Since the 1980s, a growing number of middle-class Americans have become increasingly reliant on the stock market to augment and protect their old-age pension savings. This phenomenon is not a natural progression of market forces; but instead, as we will see below, has been constructed and legitimated historically in a complex and often contradictory manner by powerful political and economic interests.
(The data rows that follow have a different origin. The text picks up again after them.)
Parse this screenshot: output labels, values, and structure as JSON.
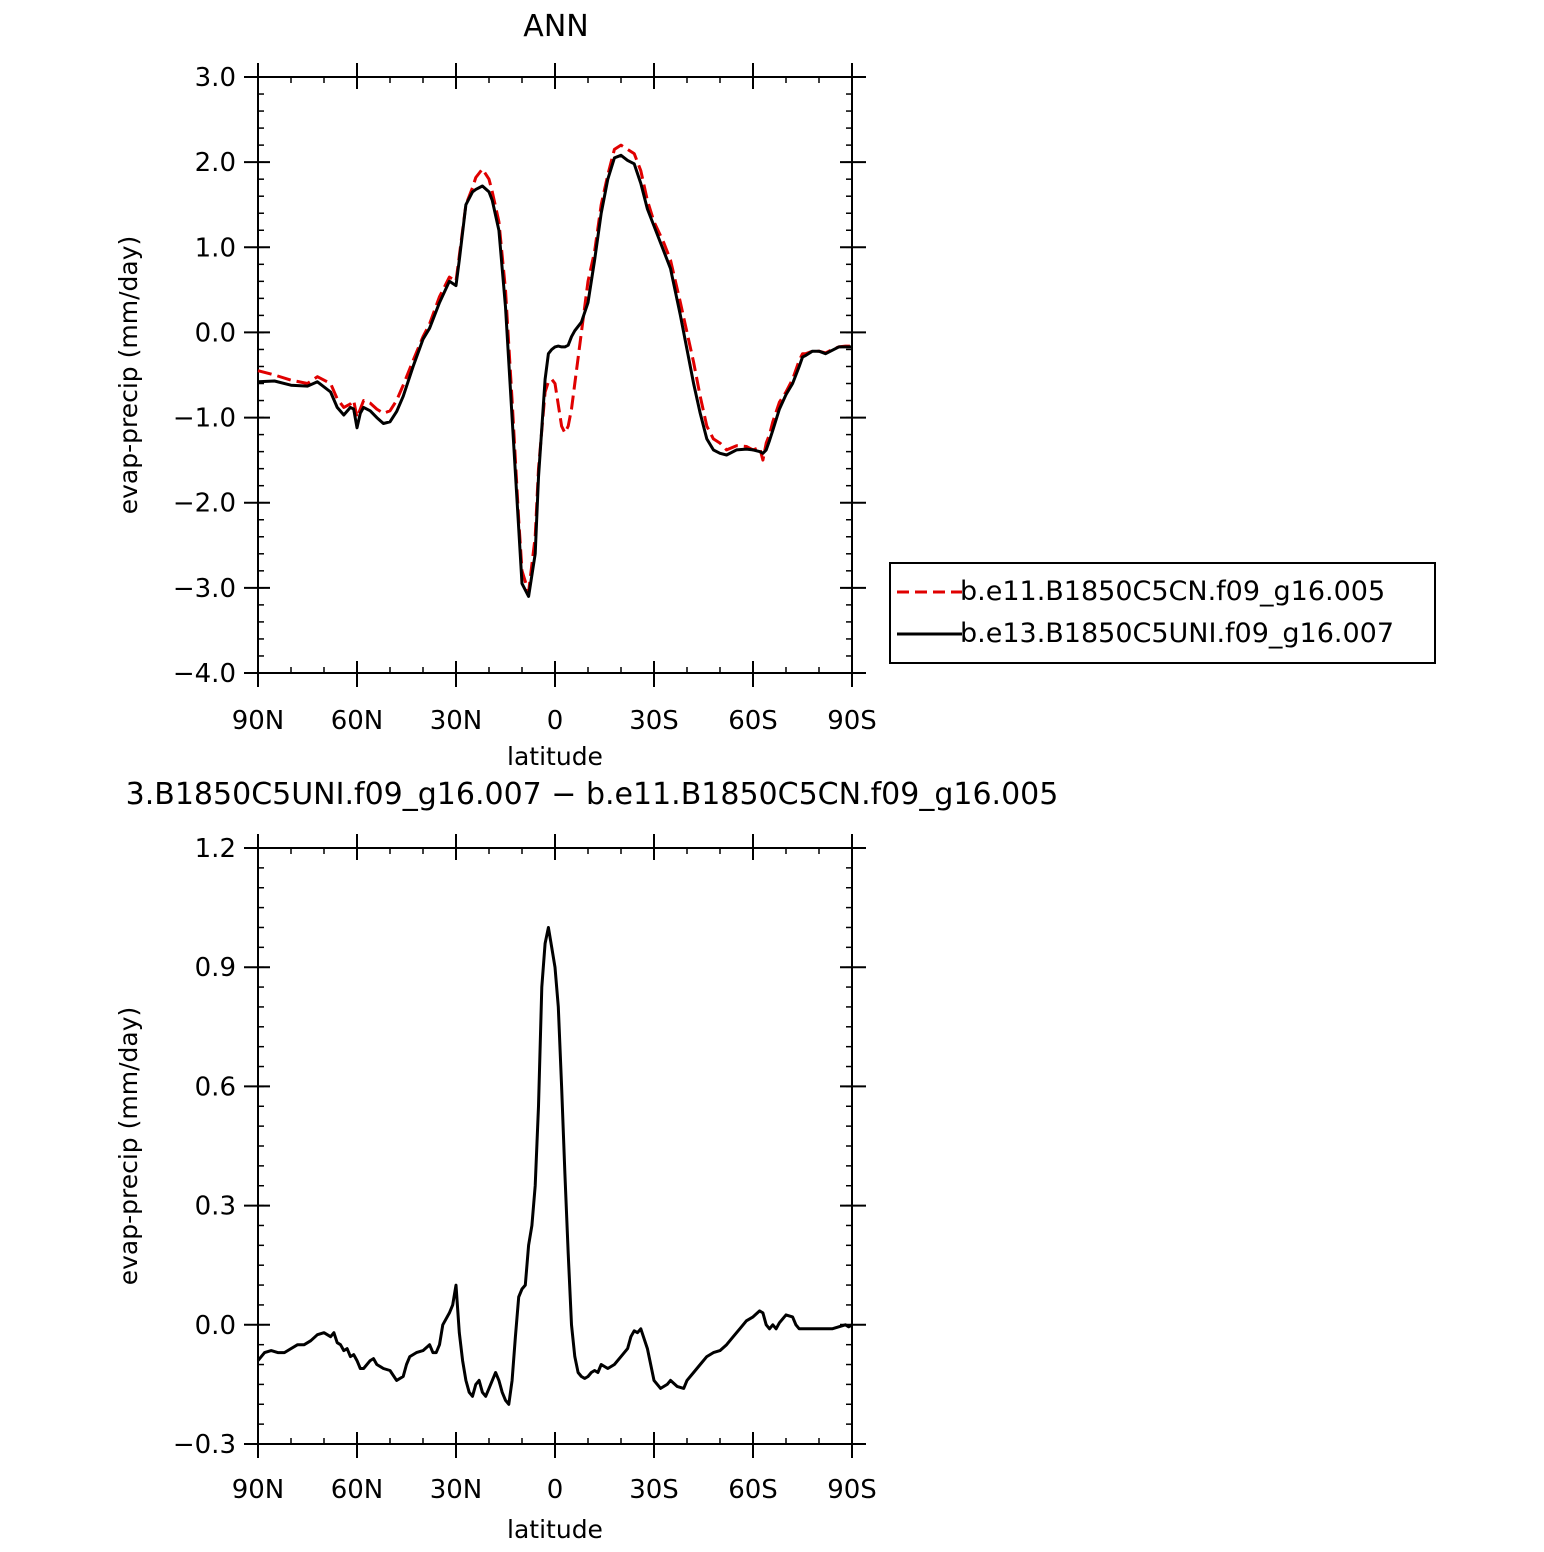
{
  "colors": {
    "control": "#e00000",
    "test": "#000000"
  },
  "chart_data": [
    {
      "type": "line",
      "title": "ANN",
      "xlabel": "latitude",
      "ylabel": "evap-precip (mm/day)",
      "xlim": [
        90,
        -90
      ],
      "ylim": [
        -4.0,
        3.0
      ],
      "xticks": [
        {
          "value": 90,
          "label": "90N"
        },
        {
          "value": 60,
          "label": "60N"
        },
        {
          "value": 30,
          "label": "30N"
        },
        {
          "value": 0,
          "label": "0"
        },
        {
          "value": -30,
          "label": "30S"
        },
        {
          "value": -60,
          "label": "60S"
        },
        {
          "value": -90,
          "label": "90S"
        }
      ],
      "yticks": [
        {
          "value": 3.0,
          "label": "3.0"
        },
        {
          "value": 2.0,
          "label": "2.0"
        },
        {
          "value": 1.0,
          "label": "1.0"
        },
        {
          "value": 0.0,
          "label": "0.0"
        },
        {
          "value": -1.0,
          "label": "−1.0"
        },
        {
          "value": -2.0,
          "label": "−2.0"
        },
        {
          "value": -3.0,
          "label": "−3.0"
        },
        {
          "value": -4.0,
          "label": "−4.0"
        }
      ],
      "legend": {
        "placement": "right"
      },
      "series": [
        {
          "name": "b.e11.B1850C5CN.f09_g16.005",
          "style": "dashed",
          "color": "#e00000",
          "x": [
            90,
            85,
            80,
            75,
            72,
            68,
            66,
            64,
            62,
            61,
            60,
            59,
            58,
            56,
            54,
            52,
            50,
            48,
            46,
            43,
            40,
            38,
            35,
            32,
            30,
            29,
            27,
            25,
            24,
            22,
            20,
            19,
            17,
            15,
            13,
            11,
            10,
            8,
            6,
            5,
            3,
            2,
            1,
            0,
            -1,
            -2,
            -3,
            -4,
            -5,
            -6,
            -8,
            -10,
            -12,
            -14,
            -16,
            -18,
            -20,
            -22,
            -24,
            -26,
            -28,
            -30,
            -33,
            -35,
            -38,
            -40,
            -42,
            -44,
            -46,
            -48,
            -50,
            -52,
            -55,
            -58,
            -60,
            -62,
            -63,
            -64,
            -65,
            -66,
            -68,
            -70,
            -72,
            -74,
            -75,
            -76,
            -78,
            -80,
            -82,
            -84,
            -86,
            -88,
            -90
          ],
          "y": [
            -0.45,
            -0.5,
            -0.56,
            -0.6,
            -0.52,
            -0.6,
            -0.78,
            -0.88,
            -0.84,
            -0.8,
            -1.0,
            -0.9,
            -0.8,
            -0.83,
            -0.9,
            -0.95,
            -0.92,
            -0.8,
            -0.62,
            -0.33,
            -0.05,
            0.1,
            0.42,
            0.65,
            0.6,
            0.9,
            1.5,
            1.7,
            1.82,
            1.92,
            1.8,
            1.65,
            1.3,
            0.5,
            -0.8,
            -2.2,
            -2.8,
            -3.05,
            -2.4,
            -1.6,
            -0.7,
            -0.58,
            -0.55,
            -0.6,
            -0.85,
            -1.1,
            -1.18,
            -1.1,
            -0.9,
            -0.6,
            0.0,
            0.6,
            0.95,
            1.5,
            1.85,
            2.15,
            2.2,
            2.15,
            2.1,
            1.9,
            1.55,
            1.3,
            1.05,
            0.85,
            0.35,
            0.0,
            -0.35,
            -0.75,
            -1.1,
            -1.25,
            -1.3,
            -1.38,
            -1.33,
            -1.34,
            -1.38,
            -1.35,
            -1.5,
            -1.3,
            -1.2,
            -1.05,
            -0.82,
            -0.7,
            -0.55,
            -0.33,
            -0.25,
            -0.25,
            -0.22,
            -0.22,
            -0.24,
            -0.2,
            -0.17,
            -0.16,
            -0.16
          ]
        },
        {
          "name": "b.e13.B1850C5UNI.f09_g16.007",
          "style": "solid",
          "color": "#000000",
          "x": [
            90,
            85,
            80,
            75,
            72,
            68,
            66,
            64,
            62,
            61,
            60,
            59,
            58,
            56,
            54,
            52,
            50,
            48,
            46,
            43,
            40,
            38,
            35,
            32,
            30,
            29,
            27,
            25,
            24,
            22,
            20,
            19,
            17,
            15,
            13,
            11,
            10,
            8,
            6,
            5,
            3,
            2,
            1,
            0,
            -1,
            -2,
            -3,
            -4,
            -5,
            -6,
            -8,
            -10,
            -12,
            -14,
            -16,
            -18,
            -20,
            -22,
            -24,
            -26,
            -28,
            -30,
            -33,
            -35,
            -38,
            -40,
            -42,
            -44,
            -46,
            -48,
            -50,
            -52,
            -55,
            -58,
            -60,
            -62,
            -63,
            -64,
            -65,
            -66,
            -68,
            -70,
            -72,
            -74,
            -75,
            -76,
            -78,
            -80,
            -82,
            -84,
            -86,
            -88,
            -90
          ],
          "y": [
            -0.58,
            -0.57,
            -0.62,
            -0.63,
            -0.58,
            -0.7,
            -0.88,
            -0.97,
            -0.88,
            -0.9,
            -1.12,
            -0.95,
            -0.88,
            -0.92,
            -1.0,
            -1.07,
            -1.05,
            -0.93,
            -0.75,
            -0.4,
            -0.08,
            0.05,
            0.35,
            0.6,
            0.55,
            0.85,
            1.5,
            1.65,
            1.68,
            1.72,
            1.65,
            1.55,
            1.2,
            0.3,
            -1.0,
            -2.3,
            -2.95,
            -3.1,
            -2.6,
            -1.7,
            -0.55,
            -0.25,
            -0.2,
            -0.17,
            -0.16,
            -0.17,
            -0.17,
            -0.15,
            -0.05,
            0.02,
            0.12,
            0.35,
            0.85,
            1.4,
            1.8,
            2.05,
            2.08,
            2.02,
            1.98,
            1.75,
            1.45,
            1.25,
            0.95,
            0.75,
            0.2,
            -0.2,
            -0.6,
            -0.95,
            -1.25,
            -1.38,
            -1.42,
            -1.44,
            -1.38,
            -1.37,
            -1.38,
            -1.4,
            -1.42,
            -1.38,
            -1.27,
            -1.15,
            -0.9,
            -0.73,
            -0.6,
            -0.4,
            -0.29,
            -0.27,
            -0.22,
            -0.22,
            -0.25,
            -0.21,
            -0.17,
            -0.17,
            -0.17
          ]
        }
      ]
    },
    {
      "type": "line",
      "title": "3.B1850C5UNI.f09_g16.007 − b.e11.B1850C5CN.f09_g16.005",
      "xlabel": "latitude",
      "ylabel": "evap-precip (mm/day)",
      "xlim": [
        90,
        -90
      ],
      "ylim": [
        -0.3,
        1.2
      ],
      "xticks": [
        {
          "value": 90,
          "label": "90N"
        },
        {
          "value": 60,
          "label": "60N"
        },
        {
          "value": 30,
          "label": "30N"
        },
        {
          "value": 0,
          "label": "0"
        },
        {
          "value": -30,
          "label": "30S"
        },
        {
          "value": -60,
          "label": "60S"
        },
        {
          "value": -90,
          "label": "90S"
        }
      ],
      "yticks": [
        {
          "value": 1.2,
          "label": "1.2"
        },
        {
          "value": 0.9,
          "label": "0.9"
        },
        {
          "value": 0.6,
          "label": "0.6"
        },
        {
          "value": 0.3,
          "label": "0.3"
        },
        {
          "value": 0.0,
          "label": "0.0"
        },
        {
          "value": -0.3,
          "label": "−0.3"
        }
      ],
      "series": [
        {
          "style": "solid",
          "color": "#000000",
          "x": [
            90,
            88,
            86,
            84,
            82,
            80,
            78,
            76,
            74,
            72,
            70,
            68,
            67,
            66,
            65,
            64,
            63,
            62,
            61,
            60,
            59,
            58,
            56,
            55,
            54,
            52,
            50,
            48,
            46,
            45,
            44,
            42,
            40,
            38,
            37,
            36,
            35,
            34,
            32,
            31,
            30,
            29,
            28,
            27,
            26,
            25,
            24,
            23,
            22,
            21,
            20,
            19,
            18,
            17,
            16,
            15,
            14,
            13,
            12,
            11,
            10,
            9,
            8,
            7,
            6,
            5,
            4,
            3,
            2,
            1,
            0,
            -1,
            -2,
            -3,
            -4,
            -5,
            -6,
            -7,
            -8,
            -9,
            -10,
            -11,
            -12,
            -13,
            -14,
            -15,
            -16,
            -18,
            -20,
            -22,
            -23,
            -24,
            -25,
            -26,
            -28,
            -30,
            -32,
            -34,
            -35,
            -37,
            -39,
            -40,
            -42,
            -44,
            -46,
            -48,
            -50,
            -52,
            -54,
            -56,
            -58,
            -60,
            -62,
            -63,
            -64,
            -65,
            -66,
            -67,
            -68,
            -70,
            -72,
            -73,
            -74,
            -76,
            -78,
            -80,
            -82,
            -84,
            -86,
            -88,
            -89,
            -90
          ],
          "y": [
            -0.09,
            -0.07,
            -0.065,
            -0.07,
            -0.07,
            -0.06,
            -0.05,
            -0.05,
            -0.04,
            -0.025,
            -0.02,
            -0.03,
            -0.02,
            -0.045,
            -0.05,
            -0.065,
            -0.06,
            -0.08,
            -0.075,
            -0.09,
            -0.11,
            -0.11,
            -0.09,
            -0.085,
            -0.1,
            -0.11,
            -0.115,
            -0.14,
            -0.13,
            -0.1,
            -0.08,
            -0.07,
            -0.065,
            -0.05,
            -0.07,
            -0.07,
            -0.05,
            0.0,
            0.03,
            0.05,
            0.1,
            -0.02,
            -0.09,
            -0.14,
            -0.17,
            -0.18,
            -0.15,
            -0.14,
            -0.17,
            -0.18,
            -0.16,
            -0.14,
            -0.12,
            -0.14,
            -0.17,
            -0.19,
            -0.2,
            -0.14,
            -0.03,
            0.07,
            0.09,
            0.1,
            0.2,
            0.25,
            0.35,
            0.55,
            0.85,
            0.96,
            1.0,
            0.95,
            0.9,
            0.8,
            0.6,
            0.38,
            0.18,
            0.0,
            -0.08,
            -0.12,
            -0.13,
            -0.135,
            -0.13,
            -0.12,
            -0.115,
            -0.12,
            -0.1,
            -0.105,
            -0.11,
            -0.1,
            -0.08,
            -0.06,
            -0.03,
            -0.015,
            -0.02,
            -0.01,
            -0.06,
            -0.14,
            -0.16,
            -0.15,
            -0.14,
            -0.155,
            -0.16,
            -0.14,
            -0.12,
            -0.1,
            -0.08,
            -0.07,
            -0.065,
            -0.05,
            -0.03,
            -0.01,
            0.01,
            0.02,
            0.035,
            0.03,
            0.0,
            -0.01,
            0.0,
            -0.01,
            0.005,
            0.025,
            0.02,
            0.0,
            -0.01,
            -0.01,
            -0.01,
            -0.01,
            -0.01,
            -0.01,
            -0.005,
            0.0,
            -0.005,
            0.0
          ]
        }
      ]
    }
  ]
}
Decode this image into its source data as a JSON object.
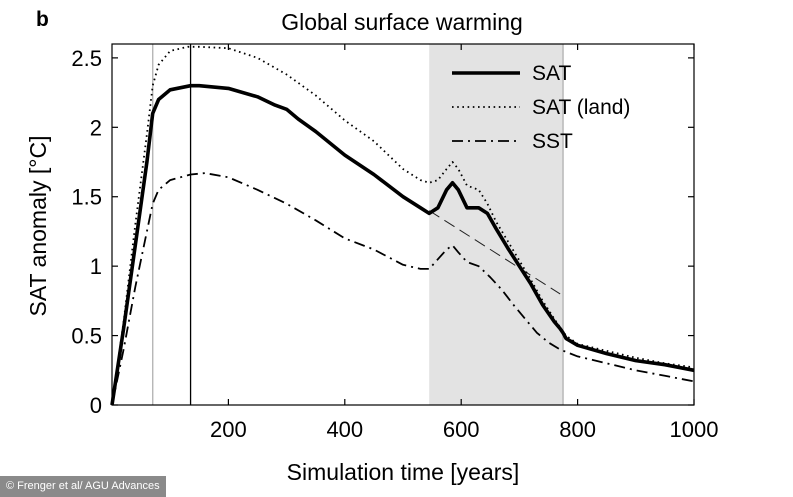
{
  "panel_label": "b",
  "credit": "© Frenger et al/ AGU Advances",
  "chart_data": {
    "type": "line",
    "title": "Global surface warming",
    "xlabel": "Simulation time [years]",
    "ylabel": "SAT anomaly [°C]",
    "xlim": [
      0,
      1000
    ],
    "ylim": [
      0,
      2.6
    ],
    "x_ticks": [
      200,
      400,
      600,
      800,
      1000
    ],
    "y_ticks": [
      0,
      0.5,
      1,
      1.5,
      2,
      2.5
    ],
    "x_tick_labels": [
      "200",
      "400",
      "600",
      "800",
      "1000"
    ],
    "y_tick_labels": [
      "0",
      "0.5",
      "1",
      "1.5",
      "2",
      "2.5"
    ],
    "legend_position": "top-right",
    "shaded_region": {
      "x_start": 545,
      "x_end": 775,
      "color": "#e3e3e3"
    },
    "vertical_lines": [
      {
        "x": 70,
        "color": "#b0b0b0"
      },
      {
        "x": 135,
        "color": "#000000"
      },
      {
        "x": 775,
        "color": "#b0b0b0"
      }
    ],
    "reference_line": {
      "x": [
        545,
        770
      ],
      "y": [
        1.4,
        0.8
      ],
      "style": "long-dash"
    },
    "series": [
      {
        "name": "SAT",
        "style": "solid",
        "x": [
          0,
          20,
          40,
          60,
          70,
          80,
          100,
          135,
          150,
          200,
          250,
          280,
          300,
          320,
          350,
          400,
          450,
          500,
          530,
          545,
          560,
          575,
          585,
          595,
          610,
          630,
          645,
          660,
          680,
          700,
          720,
          740,
          760,
          770,
          775,
          780,
          800,
          850,
          900,
          950,
          1000
        ],
        "values": [
          0,
          0.55,
          1.15,
          1.75,
          2.1,
          2.2,
          2.27,
          2.3,
          2.3,
          2.28,
          2.22,
          2.16,
          2.13,
          2.06,
          1.97,
          1.8,
          1.66,
          1.5,
          1.42,
          1.38,
          1.42,
          1.55,
          1.6,
          1.55,
          1.42,
          1.42,
          1.38,
          1.27,
          1.13,
          1.0,
          0.87,
          0.72,
          0.6,
          0.55,
          0.52,
          0.48,
          0.43,
          0.37,
          0.32,
          0.29,
          0.25
        ]
      },
      {
        "name": "SAT (land)",
        "style": "dotted",
        "x": [
          0,
          20,
          40,
          60,
          70,
          80,
          100,
          130,
          150,
          200,
          250,
          300,
          350,
          400,
          450,
          500,
          530,
          545,
          560,
          575,
          585,
          595,
          610,
          630,
          645,
          660,
          680,
          700,
          720,
          740,
          760,
          770,
          780,
          800,
          850,
          900,
          950,
          1000
        ],
        "values": [
          0,
          0.6,
          1.3,
          1.95,
          2.3,
          2.45,
          2.55,
          2.58,
          2.58,
          2.57,
          2.5,
          2.38,
          2.23,
          2.05,
          1.9,
          1.7,
          1.62,
          1.6,
          1.62,
          1.7,
          1.75,
          1.7,
          1.58,
          1.55,
          1.45,
          1.32,
          1.18,
          1.04,
          0.9,
          0.75,
          0.62,
          0.56,
          0.5,
          0.44,
          0.39,
          0.34,
          0.3,
          0.27
        ]
      },
      {
        "name": "SST",
        "style": "dash-dot",
        "x": [
          0,
          20,
          40,
          60,
          70,
          80,
          100,
          135,
          160,
          200,
          250,
          300,
          350,
          400,
          450,
          500,
          530,
          545,
          560,
          575,
          585,
          595,
          610,
          630,
          650,
          670,
          690,
          710,
          730,
          750,
          770,
          800,
          850,
          900,
          950,
          1000
        ],
        "values": [
          0,
          0.4,
          0.85,
          1.25,
          1.45,
          1.55,
          1.62,
          1.66,
          1.67,
          1.64,
          1.55,
          1.45,
          1.33,
          1.2,
          1.12,
          1.01,
          0.98,
          0.98,
          1.05,
          1.12,
          1.15,
          1.1,
          1.03,
          1.0,
          0.92,
          0.83,
          0.72,
          0.62,
          0.52,
          0.45,
          0.4,
          0.35,
          0.3,
          0.25,
          0.21,
          0.17
        ]
      }
    ]
  }
}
Through its bid to partially privatize the Social Security programme, for example, the Bush II administration has sought to widen the scope of the so-called ‘Main Street America’ investor base to include lower-income Americans, who represent the majority of the population (Mishel et al., 2007). The administration has proposed accomplishing this goal by creating tax-free retirement accounts for lower-income individuals, supplementing existing private accounts and establishing government matching of personal contributions to those accounts. The amount of the match would depend on the income of the family and how much family members save. The establishment of voluntary personal retirement accounts would pertain to all workers under the age of 55. Proponents of the plan believe it is not only more efficient in terms of costs to taxpayers, but also that it is more socially just than the existing, state-managed system (New York Times, 2006a). The Social Security programme was designed to advance the ‘economic security of the nation’s people’.1 In its efforts to persuade Americans that privatizing Social Security is a viable, indeed desirable, strategy to save the programme, the Bush II administration leaned heavily on the conceptual battering ram of the ‘Ownership Society’. The Ownership Society embodies all of the virtues of a fully privatized society. According to its supporters, the Ownership Society will help create conditions that empower individuals

by freeing them from dependence on government handouts and making them owners instead, in control of their own lives and destinies. In the Ownership Society, patients control their own health care, parents control their own children’s education, and workers control their retirement savings.